For each gene sought, thereby specified in workflow.txt, gene_finder reports the following additional metrics: gene Returns gene name as defined in the FASTA reference header

mode Returns mode of analysis (e.g variant, mutant or regulator) as defined in the workflow.txt

detection Reports gene detection with three designations:

  • ‘D’ for detected when coverage is 100 % and nucelotide similarity is greater than similarity cutoff value defined for the gene in the ‘workflow.txt’ file.
  • ‘ND’ for not detected if similarity is below similarity cutoff value
  • ‘U’ for uncertain if similarity is greater than similarity cutoff value but coverage is below 100%

alteration Reported only for gene ‘labeled ‘variant’ in ‘workflow.txt’ and returns amino acid changes with corresponding positions, including replacement or absence of translational termination with ‘early_stop’ or ‘no_stop’ or ‘None’ if no variations are detected for all positions listed in ‘positions of interest’ of workflow.txt, return all variations if no positions of interest are defined or ‘ND’ if reference sequence have less than 100% coverage.

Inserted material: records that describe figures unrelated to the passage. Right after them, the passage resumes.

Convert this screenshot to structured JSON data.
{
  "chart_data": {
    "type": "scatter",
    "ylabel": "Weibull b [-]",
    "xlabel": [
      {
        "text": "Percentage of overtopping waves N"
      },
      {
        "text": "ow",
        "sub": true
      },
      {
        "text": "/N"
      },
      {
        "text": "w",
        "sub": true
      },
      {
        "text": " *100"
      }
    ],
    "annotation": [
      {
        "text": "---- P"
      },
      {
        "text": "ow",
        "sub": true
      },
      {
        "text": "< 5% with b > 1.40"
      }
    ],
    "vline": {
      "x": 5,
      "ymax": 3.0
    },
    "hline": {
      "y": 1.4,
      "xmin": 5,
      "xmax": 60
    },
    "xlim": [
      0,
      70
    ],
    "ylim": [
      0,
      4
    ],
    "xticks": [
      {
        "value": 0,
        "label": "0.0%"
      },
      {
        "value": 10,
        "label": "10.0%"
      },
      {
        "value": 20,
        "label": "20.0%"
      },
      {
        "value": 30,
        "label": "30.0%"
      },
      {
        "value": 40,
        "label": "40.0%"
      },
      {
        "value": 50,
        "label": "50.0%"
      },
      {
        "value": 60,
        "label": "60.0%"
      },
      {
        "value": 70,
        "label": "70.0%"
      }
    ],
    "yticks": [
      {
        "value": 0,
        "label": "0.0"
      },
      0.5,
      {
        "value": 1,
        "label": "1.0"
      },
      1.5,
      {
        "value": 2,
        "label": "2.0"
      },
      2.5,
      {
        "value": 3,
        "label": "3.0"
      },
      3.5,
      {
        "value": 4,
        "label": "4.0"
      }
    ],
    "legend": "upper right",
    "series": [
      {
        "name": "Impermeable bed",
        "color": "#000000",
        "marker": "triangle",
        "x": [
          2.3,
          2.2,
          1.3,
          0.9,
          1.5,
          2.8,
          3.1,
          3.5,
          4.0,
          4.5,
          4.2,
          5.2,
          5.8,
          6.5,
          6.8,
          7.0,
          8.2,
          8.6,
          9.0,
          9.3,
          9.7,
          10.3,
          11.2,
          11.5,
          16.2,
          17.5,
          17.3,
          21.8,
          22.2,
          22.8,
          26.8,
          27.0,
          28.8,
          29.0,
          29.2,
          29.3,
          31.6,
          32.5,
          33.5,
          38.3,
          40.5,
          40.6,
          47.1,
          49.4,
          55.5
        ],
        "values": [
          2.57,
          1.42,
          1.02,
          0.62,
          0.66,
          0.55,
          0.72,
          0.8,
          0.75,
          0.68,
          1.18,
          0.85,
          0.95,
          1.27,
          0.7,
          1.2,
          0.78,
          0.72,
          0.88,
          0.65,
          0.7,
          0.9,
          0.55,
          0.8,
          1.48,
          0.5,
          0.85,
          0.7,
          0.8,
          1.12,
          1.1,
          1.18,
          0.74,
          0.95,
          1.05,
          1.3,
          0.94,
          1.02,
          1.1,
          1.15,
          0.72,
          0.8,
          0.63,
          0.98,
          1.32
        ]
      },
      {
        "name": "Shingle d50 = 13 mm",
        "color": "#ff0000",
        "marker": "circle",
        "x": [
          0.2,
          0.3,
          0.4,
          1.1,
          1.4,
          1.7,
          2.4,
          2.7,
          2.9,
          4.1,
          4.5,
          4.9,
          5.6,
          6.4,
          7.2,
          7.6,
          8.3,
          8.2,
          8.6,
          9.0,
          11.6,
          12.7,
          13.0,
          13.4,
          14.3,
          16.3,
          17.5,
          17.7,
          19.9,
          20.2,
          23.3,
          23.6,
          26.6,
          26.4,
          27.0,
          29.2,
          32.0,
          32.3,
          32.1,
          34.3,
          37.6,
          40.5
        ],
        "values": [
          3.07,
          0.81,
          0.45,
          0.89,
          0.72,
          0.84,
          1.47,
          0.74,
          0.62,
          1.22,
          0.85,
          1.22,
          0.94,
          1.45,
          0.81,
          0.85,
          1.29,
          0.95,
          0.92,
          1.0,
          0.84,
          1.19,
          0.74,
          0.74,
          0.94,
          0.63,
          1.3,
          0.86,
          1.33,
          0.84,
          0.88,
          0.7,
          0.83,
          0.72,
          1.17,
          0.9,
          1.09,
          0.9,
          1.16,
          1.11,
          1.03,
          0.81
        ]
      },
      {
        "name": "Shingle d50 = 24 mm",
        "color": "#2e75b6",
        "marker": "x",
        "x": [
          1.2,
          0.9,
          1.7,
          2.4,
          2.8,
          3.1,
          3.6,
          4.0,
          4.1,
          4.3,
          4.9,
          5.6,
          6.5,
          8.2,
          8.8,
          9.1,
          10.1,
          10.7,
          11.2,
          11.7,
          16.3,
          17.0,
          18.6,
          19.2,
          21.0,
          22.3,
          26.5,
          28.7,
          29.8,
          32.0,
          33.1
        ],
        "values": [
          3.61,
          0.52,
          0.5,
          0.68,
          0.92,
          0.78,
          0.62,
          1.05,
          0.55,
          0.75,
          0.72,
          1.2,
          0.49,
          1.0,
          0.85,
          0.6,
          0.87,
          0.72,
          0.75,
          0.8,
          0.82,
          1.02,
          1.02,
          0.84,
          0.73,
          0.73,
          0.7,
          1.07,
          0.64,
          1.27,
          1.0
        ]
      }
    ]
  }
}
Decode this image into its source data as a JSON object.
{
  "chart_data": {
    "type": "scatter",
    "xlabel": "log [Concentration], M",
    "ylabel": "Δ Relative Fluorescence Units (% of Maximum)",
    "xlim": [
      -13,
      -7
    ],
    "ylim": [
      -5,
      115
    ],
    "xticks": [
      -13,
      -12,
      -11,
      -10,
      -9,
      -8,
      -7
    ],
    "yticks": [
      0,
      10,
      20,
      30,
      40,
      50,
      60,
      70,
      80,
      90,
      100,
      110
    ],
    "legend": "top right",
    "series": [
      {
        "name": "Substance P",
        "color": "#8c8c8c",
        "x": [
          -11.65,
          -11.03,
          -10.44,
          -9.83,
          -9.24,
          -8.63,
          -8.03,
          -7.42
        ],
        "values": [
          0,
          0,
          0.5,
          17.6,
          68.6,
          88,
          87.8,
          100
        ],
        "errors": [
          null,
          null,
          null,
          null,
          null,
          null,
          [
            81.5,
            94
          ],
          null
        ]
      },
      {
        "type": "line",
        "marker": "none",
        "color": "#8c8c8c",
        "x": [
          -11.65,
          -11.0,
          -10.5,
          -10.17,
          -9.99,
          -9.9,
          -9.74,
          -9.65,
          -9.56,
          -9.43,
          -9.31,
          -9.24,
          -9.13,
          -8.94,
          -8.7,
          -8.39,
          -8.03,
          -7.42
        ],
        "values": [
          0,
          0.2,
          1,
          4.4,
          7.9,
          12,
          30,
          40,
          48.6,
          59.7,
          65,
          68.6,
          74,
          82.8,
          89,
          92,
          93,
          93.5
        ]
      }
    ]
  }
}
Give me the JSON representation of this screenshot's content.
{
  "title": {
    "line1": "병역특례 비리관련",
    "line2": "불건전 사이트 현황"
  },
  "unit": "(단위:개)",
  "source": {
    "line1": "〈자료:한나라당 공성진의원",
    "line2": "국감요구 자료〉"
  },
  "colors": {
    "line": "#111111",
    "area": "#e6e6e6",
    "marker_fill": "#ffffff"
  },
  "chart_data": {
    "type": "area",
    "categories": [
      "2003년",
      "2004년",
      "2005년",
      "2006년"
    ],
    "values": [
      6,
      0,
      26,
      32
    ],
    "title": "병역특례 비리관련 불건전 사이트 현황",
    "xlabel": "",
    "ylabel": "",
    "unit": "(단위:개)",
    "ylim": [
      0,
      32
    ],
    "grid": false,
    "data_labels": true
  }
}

mutation Reported for gene labeled ‘mutant’ in ‘workflow.txt’ and returns amino acid changes with corresponding positions or ‘None’ if no variations are detected for all positions listed in ‘positions of interest’ of workflow.txt, return ‘ND’ if no positions of interest are defined or if reference sequence have less than 100% coverage or undetected.

modification Reported for gene labeled ‘regulator’ in ‘workflow.txt’ and returns nucleotide variations with corresponding positions or ‘None’ if no variations are detected for positions listed in workflow.txt, return ‘ND’ if no positions of interest are defined or ‘ND’ if reference sequence have less than 100% coverage or undetected.

description Returns gene description as defined in workflow.txt

report_type Returns ‘required’ or ‘conditional’ and reporting position as defined in workflow.txt

coverage Reports the proportion of the reference sequence covered by a minimum acceptable depth of reads (see option –c setting before running gene_finder)

similarity Reports percentage of nucleotide identities relative to the reference sequence

Depth Reports the average, minimum and maximum depth of reads detected across all nucleotide positions of the gene with values separated by colons Example value=30.59:15:55; reporting an average of 30.59, minimum of 15 and a maximum of 55 reads detected across the total mapped positions of the gene

coverage_distribution Reports sections of the reference sequence covered by a minimum acceptable depth of reads Example value=[‘1-50’, ‘100-953’]; reporting coverage with an acceptable read depth from position 1 to 50 and from 100 to 953. The absence of coverage between positions 50 and 100 could suggest a low coverage compared to the average depth, a high level of variability or deletion.

insertions Reports insertion types and their corresponding positions Example value=68:+3GGT; reporting an insertion of three nucleotides ‘GGT’ at reference sequence position 68

deletions Deletion types and corresponding positions Example value= 842:-1A Example reporting a deletion of one nucleotide ‘A’ at reference sequence position 842

mix Positions with mixed nucleotides, their natures and relative percentages Example value=="108:C-T-0.4-0.6” ; reporting mixture of C and T with a proportion of 40 and 60%, respectively amongst a total of 120 reads mapped at position 108.

large_indels Positions with potentials large-scale indels Example value="[(99, '19:88.89'), (100, '15:100.0')]”, reporting the proportion of reads starting or ending (88.89 and 100%) of the total number of reads (19 and 15) mapped at position 99 and 100 and thereby indicating the presence of a possible large insertion sequence between these two positions.

mismatch Positions with mismatches Example value=573:T-A;576:C-T;608:T-Y; reporting a substitution of T to A and C to T at reference sequence positions 573 and 576 whereas in position 608 the mix of C and T is reported using iupac code  

Reference Databases

Included in the refs direcotry are example workflows for E. coli, Salmonella and Campylobacter antimicrobial resistance detection.